About Toby's Work
Toby Kiers is an evolutionary biologist investigating symbiotic partnerships between plants, fungi, and other microbes. She illuminates the evolutionary mechanisms underlying cooperation between species as well as the role of plant-microbe mutualisms in ecosystem health. Kiers’s research shows that microbes are not passive accessories to plants but powerful actors in their own right.
In early work, Kiers demonstrated how legumes punish cheater or noncooperative bacteria. Leguminous plants rely on rhizobia bacteria in root nodules to fix or convert nitrogen gas into a form the plant can access. In experiments, Kiers used a nitrogen-free environment to force rhizobia bacteria to cheat, showing that legumes withhold oxygen from noncooperative nodules and suffocate those bacteria that failed to provide resources to their hosts. In addition, the severity of the punishment correlates to the underperformance of the bacteria. Through this system of “sanctions,” legumes ensure rhizobial cooperation. Kiers’s subsequent work focused on tracking resource trade between plants and the mycorrhizal fungal partners that colonize their root systems. About 80 percent of plants get essential nutrients from fungi; in return, plants supply fungi with carbon compounds necessary for fungal growth and survival. Kiers and a biophysics collaborator utilized tools like stable isotope probing; high-resolution, robotic imaging; and fluorescent quantum dots to follow the movement and transfer of nutrients across complex networks of roots and fungal hyphae (the branching structure of fungus). They tracked and manipulated the exchange of resources between plants and fungi and found a two-way system of trade analogous to a market economy. Plants and fungi maintain stable and fair resource exchange by sharing or withholding resources according to the trading partner’s performance. Kiers also demonstrated plants and fungi reward or punish trading partners with precision. Plants can allocate carbon to a specific fungus species even when multiple different species are closely intermingled within a single root. Likewise, fungi move nutrients in both directions along their hyphae to strategically manipulate carbon payoffs from plant partners.

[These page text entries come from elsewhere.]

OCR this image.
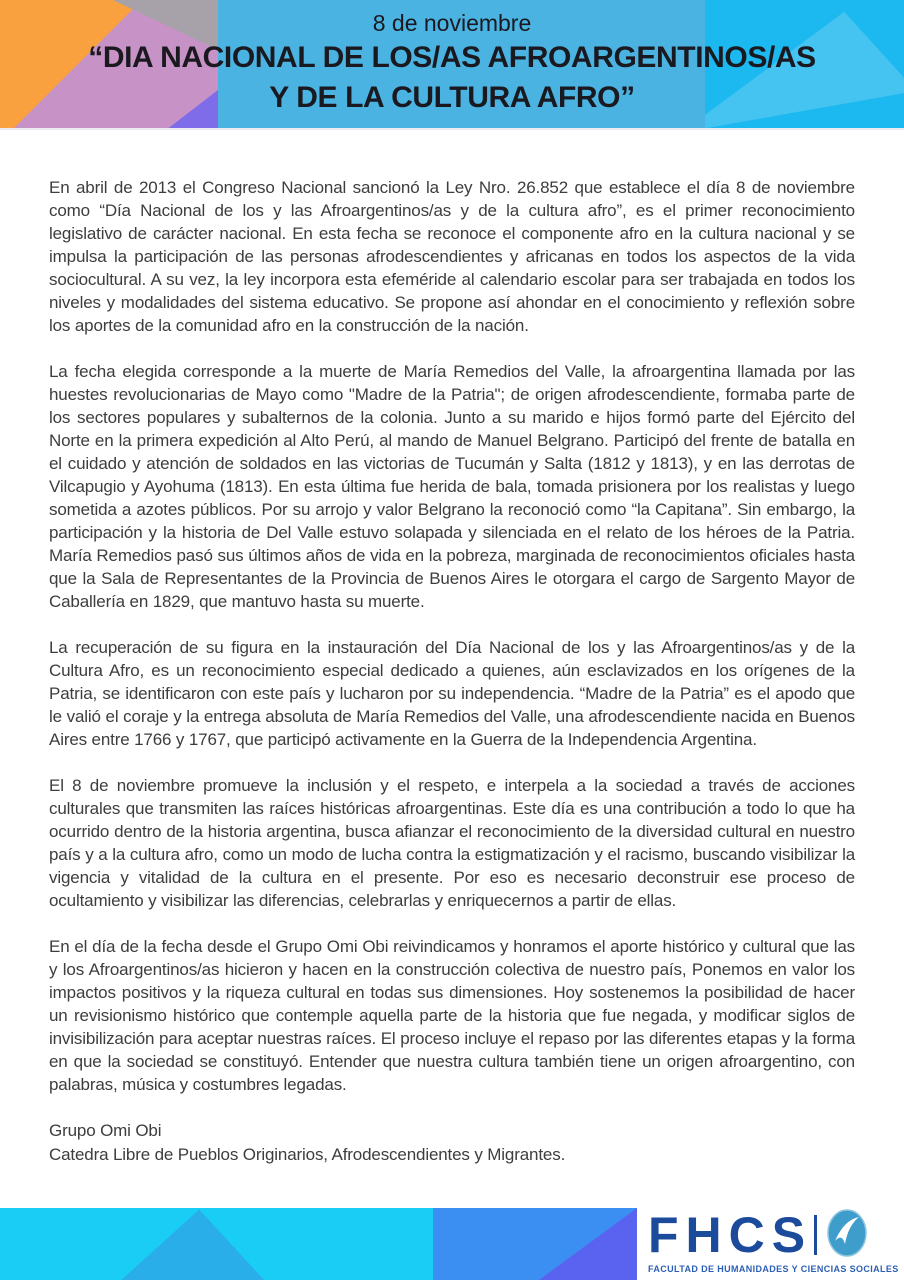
8 de noviembre
“DIA NACIONAL DE LOS/AS AFROARGENTINOS/AS
Y DE LA CULTURA AFRO”

En abril de 2013 el Congreso Nacional sancionó la Ley Nro. 26.852 que establece el día 8 de noviembre como “Día Nacional de los y las Afroargentinos/as y de la cultura afro”, es el primer reconocimiento legislativo de carácter nacional. En esta fecha se reconoce el componente afro en la cultura nacional y se impulsa la participación de las personas afrodescendientes y africanas en todos los aspectos de la vida sociocultural. A su vez, la ley incorpora esta efeméride al calendario escolar para ser trabajada en todos los niveles y modalidades del sistema educativo. Se propone así ahondar en el conocimiento y reflexión sobre los aportes de la comunidad afro en la construcción de la nación.

La fecha elegida corresponde a la muerte de María Remedios del Valle, la afroargentina llamada por las huestes revolucionarias de Mayo como "Madre de la Patria"; de origen afrodescendiente, formaba parte de los sectores populares y subalternos de la colonia. Junto a su marido e hijos formó parte del Ejército del Norte en la primera expedición al Alto Perú, al mando de Manuel Belgrano. Participó del frente de batalla en el cuidado y atención de soldados en las victorias de Tucumán y Salta (1812 y 1813), y en las derrotas de Vilcapugio y Ayohuma (1813). En esta última fue herida de bala, tomada prisionera por los realistas y luego sometida a azotes públicos. Por su arrojo y valor Belgrano la reconoció como “la Capitana”. Sin embargo, la participación y la historia de Del Valle estuvo solapada y silenciada en el relato de los héroes de la Patria. María Remedios pasó sus últimos años de vida en la pobreza, marginada de reconocimientos oficiales hasta que la Sala de Representantes de la Provincia de Buenos Aires le otorgara el cargo de Sargento Mayor de Caballería en 1829, que mantuvo hasta su muerte.

La recuperación de su figura en la instauración del Día Nacional de los y las Afroargentinos/as y de la Cultura Afro, es un reconocimiento especial dedicado a quienes, aún esclavizados en los orígenes de la Patria, se identificaron con este país y lucharon por su independencia. “Madre de la Patria” es el apodo que le valió el coraje y la entrega absoluta de María Remedios del Valle, una afrodescendiente nacida en Buenos Aires entre 1766 y 1767, que participó activamente en la Guerra de la Independencia Argentina.

El 8 de noviembre promueve la inclusión y el respeto, e interpela a la sociedad a través de acciones culturales que transmiten las raíces históricas afroargentinas. Este día es una contribución a todo lo que ha ocurrido dentro de la historia argentina, busca afianzar el reconocimiento de la diversidad cultural en nuestro país y a la cultura afro, como un modo de lucha contra la estigmatización y el racismo, buscando visibilizar la vigencia y vitalidad de la cultura en el presente. Por eso es necesario deconstruir ese proceso de ocultamiento y visibilizar las diferencias, celebrarlas y enriquecernos a partir de ellas.

En el día de la fecha desde el Grupo Omi Obi reivindicamos y honramos el aporte histórico y cultural que las y los Afroargentinos/as hicieron y hacen en la construcción colectiva de nuestro país, Ponemos en valor los impactos positivos y la riqueza cultural en todas sus dimensiones. Hoy sostenemos la posibilidad de hacer un revisionismo histórico que contemple aquella parte de la historia que fue negada, y modificar siglos de invisibilización para aceptar nuestras raíces. El proceso incluye el repaso por las diferentes etapas y la forma en que la sociedad se constituyó. Entender que nuestra cultura también tiene un origen afroargentino, con palabras, música y costumbres legadas.

Grupo Omi Obi
Catedra Libre de Pueblos Originarios, Afrodescendientes y Migrantes.
FHCS
FACULTAD DE HUMANIDADES Y CIENCIAS SOCIALES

In 2021, Kiers co-founded the Society for the Protection of Underground Networks (SPUN) to map and protect the Earth’s underground fungi. SPUN informs the public and policymakers about the importance of fungi to planetary health and advocates for conservation of fungal networks. Through SPUN, Kiers collaborates with local researchers around the world to map underground fungal communities and explore how human activity and climate change are impacting fungal biodiversity, the ability of fungi to draw carbon into soil, and agricultural productivity. Kiers is solving a longstanding evolutionary puzzle about how and why organisms cooperate in nature and protecting plant-fungal symbioses—one of the most important and widespread mutualisms on Earth.